FMJ - Faculdade de Medicina de Jundiaí - Hospital Universitário (SP) — Prova 2015
Dona Maria Aparecida tem 92 anos, escorregou na cozinha no meio da noite, caindo da própria altura. Não conseguiu se levantar e foi acudida pelos familiares que chamaram o SAMU. Foi levada para o hospital de referência da cidade onde foi constatada fratura de fêmur. Ficou com a perna afetada sob tração durante uma semana. Seu médico não indicou cirurgia em função de sua idade e suas condições clínicas: era magra e hipertensa, ainda que controlada com medicamentos, e tinha insuficiência cardíaca leve. Sua radiografia de tórax mostrava congestão pulmonar discreta e sinais de aterosclerose. Voltaria para casa, mas teve intensificação de uma tosse seca que passou a produtiva, sem febre. Como tinha algum desconforto respiratório, seus familiares resolveram pedir ao médico assistente que permanecesse internada. O médico já notara estertores finos nas bases pulmonares, mas considerou ser decorrente do grau de insuficiência cardíaca e do fato de estar acamada. Dona Maria Aparecida piorou muito seu estado respiratório, o médico assistente contou que tinha broncopneumonia. Apesar dos cuidados intensivos, dona Maria faleceu depois de três dias. No Atestado de Óbito, as causas: básica, contributiva e determinante são, respectivamente:
Causa Básica = doença ou lesão que iniciou a cadeia de eventos que levou à morte. Contributiva = condições preexistentes. Determinante = causa imediata.
A fratura de fêmur em idosos frequentemente leva a imobilização prolongada, que é um fator de risco para complicações como broncopneumonia e piora de condições preexistentes como insuficiência cardíaca. A sequência correta no atestado de óbito reflete essa cascata de eventos.

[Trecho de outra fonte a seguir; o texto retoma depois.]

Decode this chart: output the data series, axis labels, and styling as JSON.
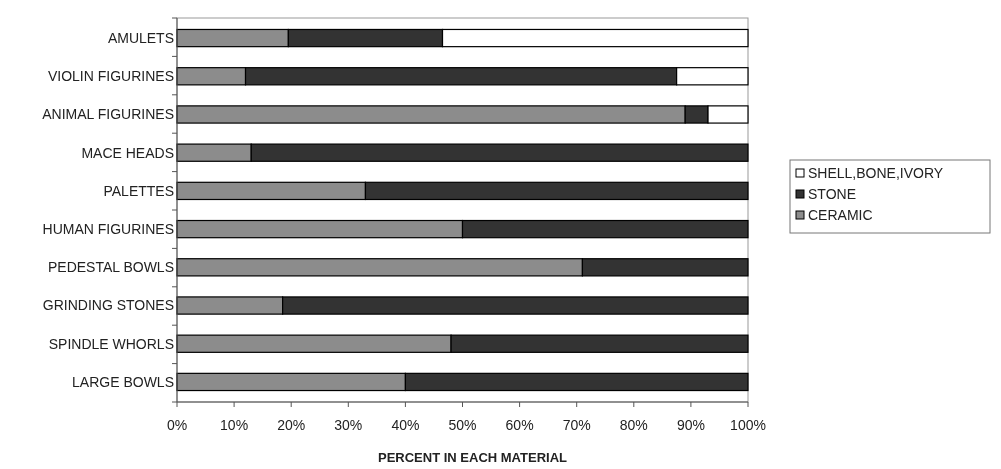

O preenchimento correto do atestado de óbito é uma responsabilidade médica crucial, com implicações legais, epidemiológicas e de saúde pública. A compreensão da sequência de eventos que levam à morte é fundamental para identificar a causa básica, as causas intermediárias e a causa imediata, além das condições contributivas. A causa básica é definida como a doença ou lesão que iniciou a cadeia de eventos patológicos que conduziu diretamente à morte, ou as circunstâncias do acidente ou violência que produziram a lesão fatal. No caso da paciente, a fratura de fêmur foi o evento inicial que desencadeou uma série de complicações. A imobilização prolongada resultante da fratura, agravada pelas comorbidades preexistentes (insuficiência cardíaca e hipertensão), levou ao desenvolvimento de broncopneumonia. Esta infecção pulmonar, por sua vez, culminou em insuficiência respiratória e, consequentemente, no óbito. A insuficiência cardíaca congestiva é uma condição preexistente que contribuiu para a vulnerabilidade da paciente e para a gravidade da broncopneumonia. Portanto, a sequência correta para o atestado de óbito seria: Fratura do fêmur (causa básica, o evento inicial), Insuficiência cardíaca congestiva (condição contributiva, agravando o quadro), e Broncopneumonia (causa imediata, a condição que diretamente levou ao óbito, sendo uma complicação da imobilização e das comorbidades). A precisão nesse preenchimento é vital para a coleta de dados de mortalidade e para a formulação de políticas de saúde pública.
A causa básica é a doença ou lesão que iniciou a cadeia de eventos patológicos que levou à morte. A causa imediata é a condição final que diretamente resultou no óbito, sendo uma consequência da causa básica ou de suas complicações.
A fratura de fêmur em idosos frequentemente resulta em imobilização prolongada, o que aumenta o risco de complicações como trombose venosa profunda, embolia pulmonar, úlceras de pressão, infecções urinárias e, notavelmente, broncopneumonia por aspiração ou hipostase, além de descompensar comorbidades.
O atestado deve seguir uma sequência lógica e cronológica dos eventos que levaram à morte. A causa básica é a doença ou lesão original, seguida pelas condições intermediárias e, por fim, a causa imediata. Condições preexistentes que contribuíram são listadas separadamente.